As assembleias populares criadas no ano passado continuam a existir, mas são tratadas com "indiferença" pelas lideranças políticas mineiras, diz Bruno.
"Estou meio otimista, meio pessimista. Se é com protestos que conseguiremos minimamente abrir o debate e criar incômodo, é o que temos de fazer. Não é com ativismo de sofá que mudaremos algo."
Lucio, do RJ: 'Legado é o debate político'
As manifestações de 2013 "redimiram nossa geração" por tirá-la da inércia política, opinou na época Lucio Amorim, 30, que protestou no Rio de Janeiro.
Para o consultor de marketing, o maior legado de 2013 é justamente "a discussão da própria política".
"Foi interessante como a política entrou na pauta, mesmo que de forma superficial. Antes não se falava tanto de ideologia. Isso talvez seja a maior conquista. A mobilização popular faz pressão, e as instituições públicas precisam disso", opina.
Ao mesmo tempo, diz, seria "utópico" esperar grandes mudanças no país em apenas um ano.
"Temos problemas muito complexos, que dependem não apenas de decisões políticas, mas de processos jurídicos e legislativos. A grande consequência talvez seja sentida apenas com a próxima geração, que terá crescido com essa nova consciência."
Lucio apoiou as manifestações anti-Copa. "Quando a causa merece atenção, o mais inteligente é associá-la a algo que chame a atenção, como a Copa.

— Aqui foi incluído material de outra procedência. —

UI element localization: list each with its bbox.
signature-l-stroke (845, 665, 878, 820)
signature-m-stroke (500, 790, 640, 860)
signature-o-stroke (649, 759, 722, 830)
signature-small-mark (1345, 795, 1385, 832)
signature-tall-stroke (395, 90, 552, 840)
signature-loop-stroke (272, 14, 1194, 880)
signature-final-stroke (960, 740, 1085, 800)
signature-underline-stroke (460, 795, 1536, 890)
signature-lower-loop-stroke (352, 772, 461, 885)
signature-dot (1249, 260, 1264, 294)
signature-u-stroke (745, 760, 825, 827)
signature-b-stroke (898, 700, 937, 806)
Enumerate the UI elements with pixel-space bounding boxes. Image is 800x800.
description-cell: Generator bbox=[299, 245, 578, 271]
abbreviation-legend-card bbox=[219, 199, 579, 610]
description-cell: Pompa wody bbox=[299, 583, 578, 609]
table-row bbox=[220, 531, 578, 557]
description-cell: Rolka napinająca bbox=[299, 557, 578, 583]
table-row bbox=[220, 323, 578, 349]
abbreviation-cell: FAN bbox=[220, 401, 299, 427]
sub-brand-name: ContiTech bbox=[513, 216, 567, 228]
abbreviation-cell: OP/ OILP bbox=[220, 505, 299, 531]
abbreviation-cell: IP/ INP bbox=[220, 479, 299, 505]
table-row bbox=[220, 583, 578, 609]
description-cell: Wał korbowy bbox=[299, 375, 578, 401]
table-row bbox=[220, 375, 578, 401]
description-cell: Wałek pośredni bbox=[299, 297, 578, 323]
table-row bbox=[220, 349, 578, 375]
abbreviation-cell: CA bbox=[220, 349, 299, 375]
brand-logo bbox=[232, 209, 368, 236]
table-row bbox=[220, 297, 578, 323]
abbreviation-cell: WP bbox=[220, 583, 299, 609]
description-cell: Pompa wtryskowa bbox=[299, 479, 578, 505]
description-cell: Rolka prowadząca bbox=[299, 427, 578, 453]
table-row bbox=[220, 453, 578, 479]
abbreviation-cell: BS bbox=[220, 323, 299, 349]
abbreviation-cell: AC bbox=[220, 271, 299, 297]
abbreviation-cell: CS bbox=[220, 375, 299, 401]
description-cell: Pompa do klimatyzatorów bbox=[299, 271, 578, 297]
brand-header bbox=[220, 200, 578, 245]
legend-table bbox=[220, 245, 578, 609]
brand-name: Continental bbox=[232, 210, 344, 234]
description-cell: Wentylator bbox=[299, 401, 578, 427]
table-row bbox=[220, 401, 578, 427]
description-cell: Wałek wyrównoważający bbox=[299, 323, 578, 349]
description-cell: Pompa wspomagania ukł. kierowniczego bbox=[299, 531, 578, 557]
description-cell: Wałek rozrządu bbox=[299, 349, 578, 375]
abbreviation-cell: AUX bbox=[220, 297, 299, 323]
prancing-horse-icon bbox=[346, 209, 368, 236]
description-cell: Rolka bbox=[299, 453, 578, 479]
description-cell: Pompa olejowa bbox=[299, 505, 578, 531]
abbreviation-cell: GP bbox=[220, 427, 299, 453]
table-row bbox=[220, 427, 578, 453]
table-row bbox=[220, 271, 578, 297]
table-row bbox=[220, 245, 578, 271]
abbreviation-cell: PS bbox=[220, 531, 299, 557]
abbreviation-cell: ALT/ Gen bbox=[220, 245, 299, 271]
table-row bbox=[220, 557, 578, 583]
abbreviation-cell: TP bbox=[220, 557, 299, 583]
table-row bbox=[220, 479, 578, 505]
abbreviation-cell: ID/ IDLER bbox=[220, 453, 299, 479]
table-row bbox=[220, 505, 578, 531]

Claro que há antigovernistas, que os protestos não são espontâneos. Mas são válidos de qualquer forma, porque falam com eloquência de muitas das coisas erradas no país. É a vantagem da democracia. O perigo é só a radicalização, que afasta as pessoas das ruas e serve mais a quem reprime do que aos próprios manifestantes."
Maitê, de SP: 'Bagunça atual não tem sentido'
Em junho passado, a paulistana Maitê Peres, hoje com 22 anos, pela primeira vez participou de protestos, animada com a ideia de "ver tanta gente se mexer e querendo mostrar que estava se saco cheio".
Hoje, porém, vê oportunismo nos protestos atuais e tem menos ânimo de sair às ruas para se manifestar.
"Acho que naquela época a gente conseguiu o que queria, que era a redução da tarifa do transporte público. O que piorou agora é que tudo virou (motivo para) manifestação, e tem muita gente se aproveitando desse clima de bagunça. Voltaria às ruas se tiver algum motivo, mas nessa bagunça atual não faz sentido."
A redatora publicitária diz que ela e seus amigos engajados politicamente apoiaram a realização da Copa.
"Não é o momento de fazer o que estão fazendo (protestar contra o Mundial), que tá na cara que é um boicote político para a Dilma (Rousseff) não se reeleger. E acho muito feio se aproveitar de um momento político que poderia ter sido bonito para o país para fazer isso."
Maria Claudia, de Brasília: 'As coisas não melhoraram'
"Foram os protestos mais relevantes da minha vida", disse em 2013 Maria Claudia Nunes Pinheiro, 32, que se manifestou em Recife, onde nasceu, e em Brasília, onde mora.
Mas ela não acha que o Brasil melhorou desde então.
"Tudo ficou mais complicado com a intensidade que as coisas tomaram. (Do lado do governo), houve medidas paliativas contra a ebulição social, mas as coisas não melhoraram."
Maria Claudia disse não ter visto muito sentido nos protestos contra a Copa dos últimos meses. "Sete anos atrás, comemoramos quando o Brasil ganhou a Copa. Não é agora que vamos resolver todos os problemas."
A administradora pública acha que os protestos atuais "perderam o foco".
"Acho que tem mais coisas que podemos fazer do que sair à rua para quebrar as coisas. Perdeu-se aquilo de ir para as manifestações por conta própria, parece ter gente (forças políticas) por trás dos protestos. Estamos em um momento em que os motivos para se manifestar são vários - educação, saúde, corrupção. Mas o que me levaria de volta às ruas seria uma proposta organizada para defender ideais coletivos do país, não essas questões (de caráter) partidário."